Managing director Simon Challies told shareholders in Whangarei that Ryman staff had not always been happy in the past.
But the company had raised pay rates by 10 per cent over the past two years, and spelt out entitlements and career opportunities, plus ensured rosters were fully staffed.
Ryman had also resolved frustration over uniforms with new ones made by fashion designer Annah Stretton, Challies said.
Chairman Dr David Kerr referred to the staff pay rise when asking shareholders to approve a 9 per cent rise in directors’ fees.
It was two years since the last directors’ fee hike and the 9 per cent lifts the total amount paid to the eight directors to $910,000.

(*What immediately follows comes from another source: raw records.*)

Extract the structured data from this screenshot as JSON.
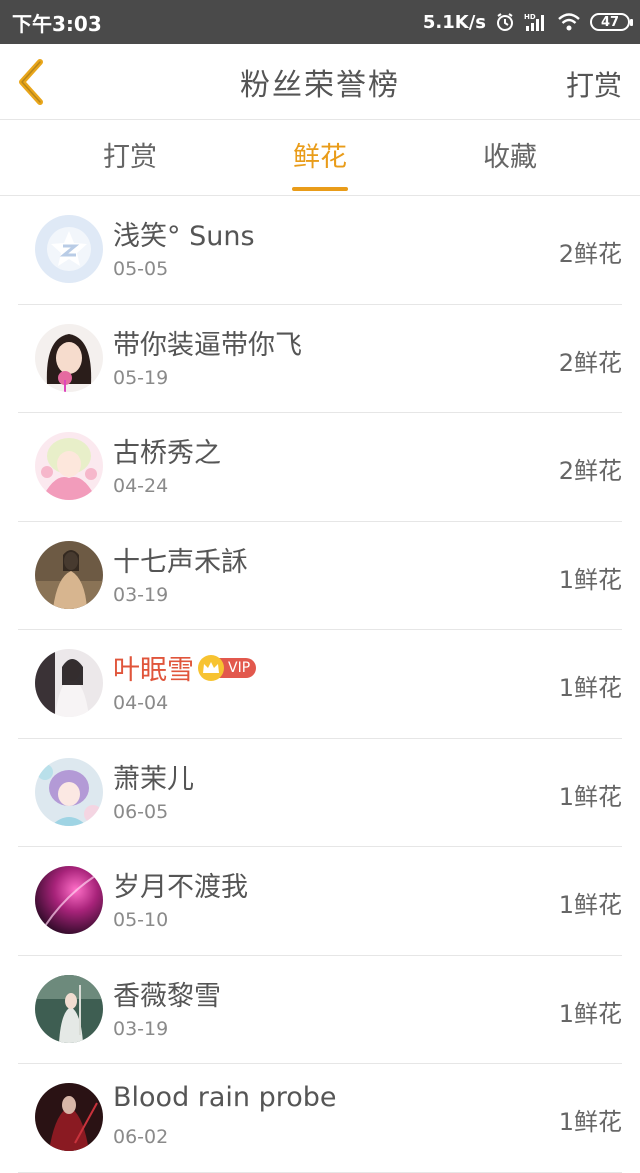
{
  "status_bar": {
    "time": "下午3:03",
    "network_speed": "5.1K/s",
    "battery": "47",
    "icons": [
      "alarm-icon",
      "hd-signal-icon",
      "wifi-icon",
      "battery-icon"
    ]
  },
  "header": {
    "title": "粉丝荣誉榜",
    "action_label": "打赏",
    "back_icon": "chevron-left-icon",
    "accent_color": "#e99c19"
  },
  "tabs": [
    {
      "label": "打赏",
      "active": false
    },
    {
      "label": "鲜花",
      "active": true
    },
    {
      "label": "收藏",
      "active": false
    }
  ],
  "fans": [
    {
      "name": "浅笑° Suns",
      "date": "05-05",
      "count": "2鲜花",
      "vip": false
    },
    {
      "name": "带你装逼带你飞",
      "date": "05-19",
      "count": "2鲜花",
      "vip": false
    },
    {
      "name": "古桥秀之",
      "date": "04-24",
      "count": "2鲜花",
      "vip": false
    },
    {
      "name": "十七声禾訸",
      "date": "03-19",
      "count": "1鲜花",
      "vip": false
    },
    {
      "name": "叶眠雪",
      "date": "04-04",
      "count": "1鲜花",
      "vip": true,
      "vip_label": "VIP"
    },
    {
      "name": "萧茉儿",
      "date": "06-05",
      "count": "1鲜花",
      "vip": false
    },
    {
      "name": "岁月不渡我",
      "date": "05-10",
      "count": "1鲜花",
      "vip": false
    },
    {
      "name": "香薇黎雪",
      "date": "03-19",
      "count": "1鲜花",
      "vip": false
    },
    {
      "name": "Blood rain probe",
      "date": "06-02",
      "count": "1鲜花",
      "vip": false
    }
  ]
}
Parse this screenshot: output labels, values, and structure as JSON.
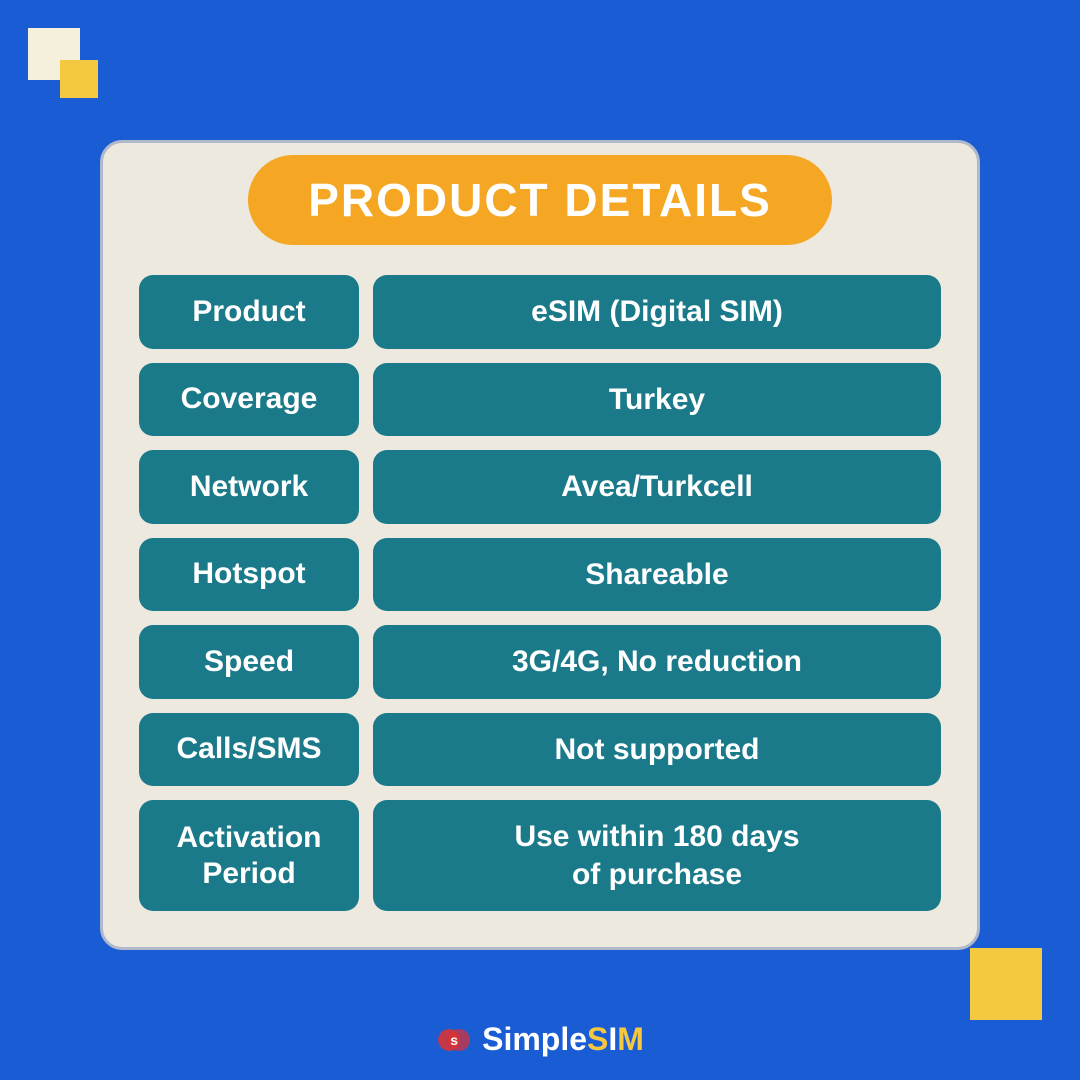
{
  "page": {
    "background_color": "#1a5cd4",
    "title": "PRODUCT DETAILS",
    "title_bg": "#f5a623"
  },
  "rows": [
    {
      "label": "Product",
      "value": "eSIM (Digital SIM)"
    },
    {
      "label": "Coverage",
      "value": "Turkey"
    },
    {
      "label": "Network",
      "value": "Avea/Turkcell"
    },
    {
      "label": "Hotspot",
      "value": "Shareable"
    },
    {
      "label": "Speed",
      "value": "3G/4G, No reduction"
    },
    {
      "label": "Calls/SMS",
      "value": "Not supported"
    },
    {
      "label": "Activation\nPeriod",
      "value": "Use within 180 days\nof purchase"
    }
  ],
  "brand": {
    "name": "SimpleSIM",
    "name_display": "SimpleSIM"
  }
}
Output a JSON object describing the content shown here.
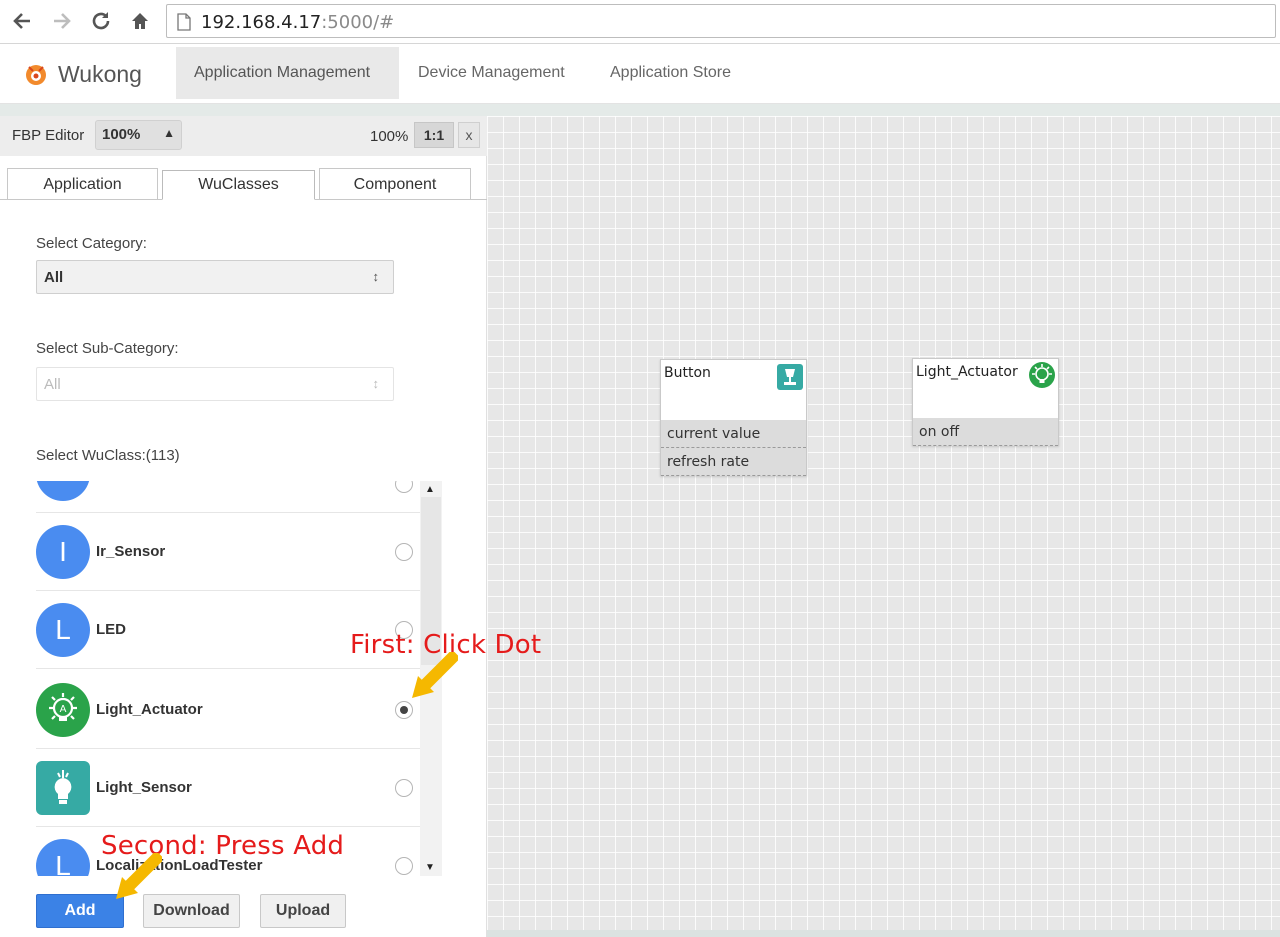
{
  "browser": {
    "url_host": "192.168.4.17",
    "url_rest": ":5000/#"
  },
  "app": {
    "brand": "Wukong",
    "nav": [
      "Application Management",
      "Device Management",
      "Application Store"
    ],
    "active_nav": "Application Management"
  },
  "editor": {
    "label": "FBP Editor",
    "zoom_select": "100%",
    "zoom_pct": "100%",
    "one_to_one": "1:1",
    "close": "x"
  },
  "panel": {
    "tabs": [
      "Application",
      "WuClasses",
      "Component"
    ],
    "active_tab": "WuClasses",
    "category_label": "Select Category:",
    "category_value": "All",
    "subcategory_label": "Select Sub-Category:",
    "subcategory_value": "All",
    "wuclass_label": "Select WuClass:(113)",
    "wuclasses": [
      {
        "letter": "",
        "name": "",
        "icon": "partial-blue-circle"
      },
      {
        "letter": "I",
        "name": "Ir_Sensor",
        "icon": "letter-circle-icon",
        "selected": false
      },
      {
        "letter": "L",
        "name": "LED",
        "icon": "letter-circle-icon",
        "selected": false
      },
      {
        "letter": "",
        "name": "Light_Actuator",
        "icon": "light-actuator-icon",
        "selected": true
      },
      {
        "letter": "",
        "name": "Light_Sensor",
        "icon": "light-sensor-icon",
        "selected": false
      },
      {
        "letter": "L",
        "name": "LocalizationLoadTester",
        "icon": "letter-circle-icon",
        "selected": false
      }
    ],
    "buttons": {
      "add": "Add",
      "download": "Download",
      "upload": "Upload"
    }
  },
  "canvas": {
    "nodes": [
      {
        "title": "Button",
        "icon": "button-icon",
        "props": [
          "current value",
          "refresh rate"
        ]
      },
      {
        "title": "Light_Actuator",
        "icon": "light-actuator-icon",
        "props": [
          "on off"
        ]
      }
    ]
  },
  "annotations": {
    "first": "First: Click Dot",
    "second": "Second: Press Add",
    "color": "#e51b1b",
    "arrow_color": "#f5b800"
  }
}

Shareholders approved increase.
Melbourne remains a focus for Ryman, along with a $200 million retirement village planned for Hobsonville, Auckland.
Ryman was expecting to be under way on its second site at Brandon Park in Melbourne later this year after units in its first one were sold out. the
The company has bought a third site at Burwood East for its target of five villages in Melbourne by 2020. It is seeking fourth and fifth sites.
Kerr said Ryman retains its 15 per cent annual growth target and had doubled in size over the past five years.
He was confident of the target because the world was going through the greatest demographic change it had seen with the advancing age of populations, he said.
Ryman has 10,000 residents in 30 homes, four of them in the Auckland region, with three more under construction and two at the consenting phase.
Kerr said the purchase of Ryman’s 10th site reflected its confidence in the market. It required a pipeline of sites to maintain development momentum.
Ryman forecasts it will accommodate more than 17,500 residents over the next five years.
Full-year profit after tax was up 26 per cent to $305m.
Ryman shareholders will receive a final dividend of 8.5 cents a share, taking the total for the year to 15.8c a share, up 16 per cent on the previous year.